Почти одновременно с подачей экстренного поезда приехали Зиненки в сопровождении Квашнина и Шелковникова. Но не успел еще Василий Терентьевич вылезть из коляски, как случилось никем не предвиденное происшествие трагикомического свойства. Еще с утра жены, сестры и матери заводских рабочих, прослышав о предстоящем пикнике, стали собираться на вокзале; многие принесли с собою и грудных ребят. С выражением деревянного терпения на загорелых, изнуренных лицах сидели они уже много часов на ступенях вокзального крыльца и на земле, вдоль стен, бросавших длинные тени. Их было более двухсот. На расспросы станционного начальства они отвечали, что им нужно "рыжего и толстого начальника". Сторож пробовал их устранить, но они подняли такой оглушительный гвалт, что он только махнул рукой и оставил баб в покое.
Каждый подъезжавший экипаж вызывал между ними минутный переполох, но так как "рыжего и толстого начальника" до сих пор еще не было, то они тотчас же успокаивались.

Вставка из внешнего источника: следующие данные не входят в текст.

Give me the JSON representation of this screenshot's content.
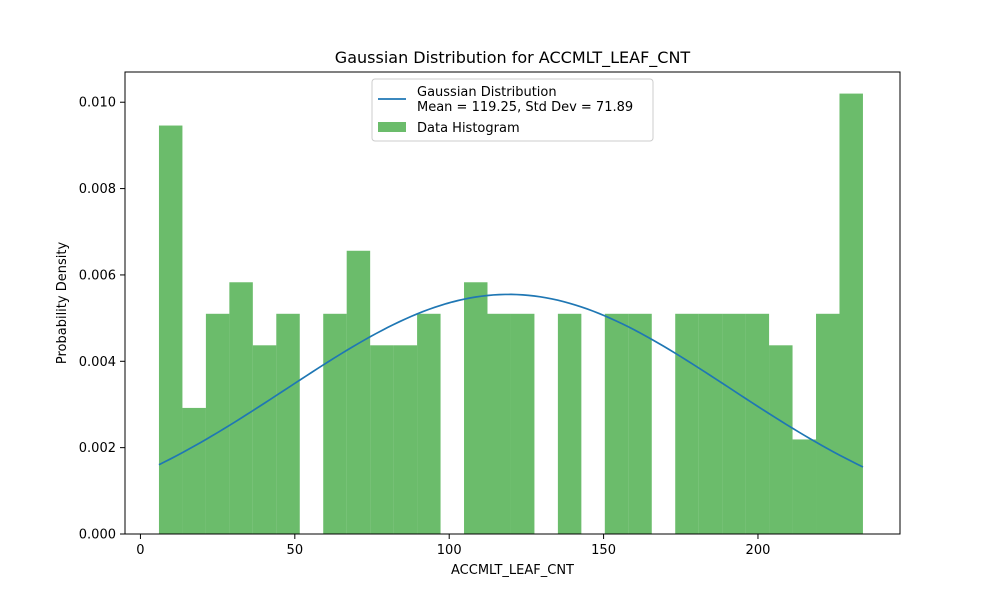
{
  "chart_data": {
    "type": "bar",
    "title": "Gaussian Distribution for ACCMLT_LEAF_CNT",
    "xlabel": "ACCMLT_LEAF_CNT",
    "ylabel": "Probability Density",
    "xlim": [
      -5,
      246
    ],
    "ylim": [
      0,
      0.0107
    ],
    "xticks": [
      0,
      50,
      100,
      150,
      200
    ],
    "xtick_labels": [
      "0",
      "50",
      "100",
      "150",
      "200"
    ],
    "yticks": [
      0,
      0.002,
      0.004,
      0.006,
      0.008,
      0.01
    ],
    "ytick_labels": [
      "0.000",
      "0.002",
      "0.004",
      "0.006",
      "0.008",
      "0.010"
    ],
    "histogram": {
      "name": "Data Histogram",
      "color": "#2ca02c",
      "opacity": 0.7,
      "bin_start": 6,
      "bin_width": 7.6,
      "values": [
        0.00946,
        0.00292,
        0.0051,
        0.00583,
        0.00437,
        0.0051,
        0,
        0.0051,
        0.00656,
        0.00437,
        0.00437,
        0.0051,
        0,
        0.00583,
        0.0051,
        0.0051,
        0,
        0.0051,
        0,
        0.0051,
        0.0051,
        0,
        0.0051,
        0.0051,
        0.0051,
        0.0051,
        0.00437,
        0.00219,
        0.0051,
        0.0102
      ]
    },
    "gaussian": {
      "name": "Gaussian Distribution",
      "legend_line2": "Mean = 119.25, Std Dev = 71.89",
      "mean": 119.25,
      "std": 71.89,
      "x_range": [
        6,
        234
      ],
      "color": "#1f77b4"
    },
    "legend": "upper center",
    "grid": false
  }
}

Едва только Василий Терентьевич, схватившись руками за козлы, кряхтя и накренив всю коляску, вступил на подножку, как бабы быстро окружили его со всех сторон и повалились на колени. Испуганные шумом толпы, молодые, горячие лошади захрапели и стали метаться; кучер, натянув вожжи и совсем перевалившись назад, едва сдерживал их на месте. Сначала Квашнин ничего не мог разобрать: бабы кричали все сразу и протягивали к нему грудных младенцев. По бронзовым лицам вдруг потекли обильные слезы...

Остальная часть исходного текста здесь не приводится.